Pese a ello, la plataforma oferta boletos para esas zonas en 29 mil 823 pesos por par, equivalente a casi 15 mil pesos por persona para acceder a un espacio cuyo costo oficial es de cero pesos.
La situación revela una paradoja que golpea el corazón de la festividad: mientras las autoridades promueven una Guelaguetza incluyente y accesible, los mercados digitales de reventa convierten incluso los accesos gratuitos en objetos de especulación.
Boletos de lujo para una fiesta popular
La disparidad es aún mayor en las zonas de pago. De acuerdo con los precios oficiales, los boletos para los palcos A y B cuestan mil 632 y mil 321 pesos, respectivamente. Sin embargo, en Viagogo algunos accesos son ofertados hasta en 18 mil 880 pesos por boleto.
Para la función del 27 de julio, los boletos de Luneta A, C y D alcanzan los 37 mil 760 pesos por par, una cifra superior a la de muchos paquetes turísticos completos para visitar Oaxaca durante la temporada.

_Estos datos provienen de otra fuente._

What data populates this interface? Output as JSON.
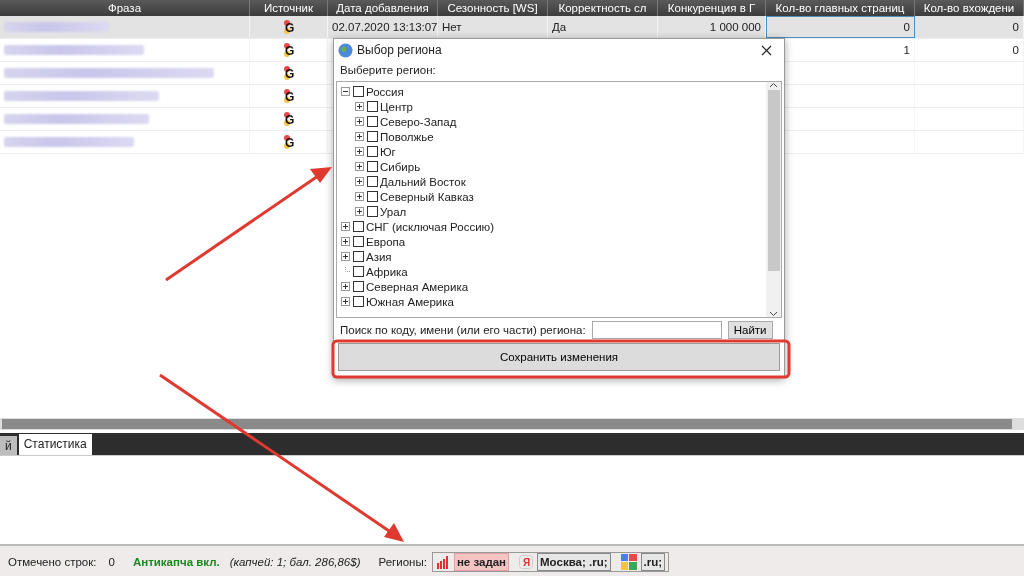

En la presentación del 20 de julio, diversas secciones se comercializan entre 26 mil y 31 mil pesos por par, multiplicando varias veces el precio establecido por las autoridades.
El negocio de la escasez
La plataforma acompaña sus ofertas con mensajes que advierten que quedan disponibles entre uno y cuatro por ciento de los accesos, una estrategia comercial ampliamente utilizada para generar sensación de urgencia y acelerar las compras.
El problema ocurre pese a que la Secretaría de Turismo implementó restricciones para limitar la adquisición de boletos a dos por tarjeta bancaria con el objetivo de evitar el acaparamiento.
La presencia de boletos gratuitos y de accesos con sobreprecios extremos demuestra que los mecanismos de control resultan insuficientes frente a plataformas digitales que operan fuera de una regulación efectiva en México.
¿Para quién es la Guelaguetza?
La polémica reabre un debate recurrente en Oaxaca: si la máxima expresión cultural del estado sigue siendo una fiesta del pueblo o si, paulatinamente, se ha convertido en un espectáculo cada vez más inaccesible para miles de familias.
Mientras los organizadores destacan la derrama económica y el atractivo turístico internacional del evento, la reventa evidencia cómo la demanda y la falta de regulación permiten que intermediarios obtengan ganancias extraordinarias a costa de una celebración construida históricamente por las comunidades indígenas y afromexicanas de Oaxaca.
La Guelaguetza continúa siendo símbolo de identidad y orgullo cultural. Sin embargo, cuando un boleto gratuito puede aparecer en internet por casi 15 mil pesos, la pregunta vuelve a cobrar fuerza: ¿la fiesta sigue perteneciendo al pueblo o ya es un negocio para unos cuantos?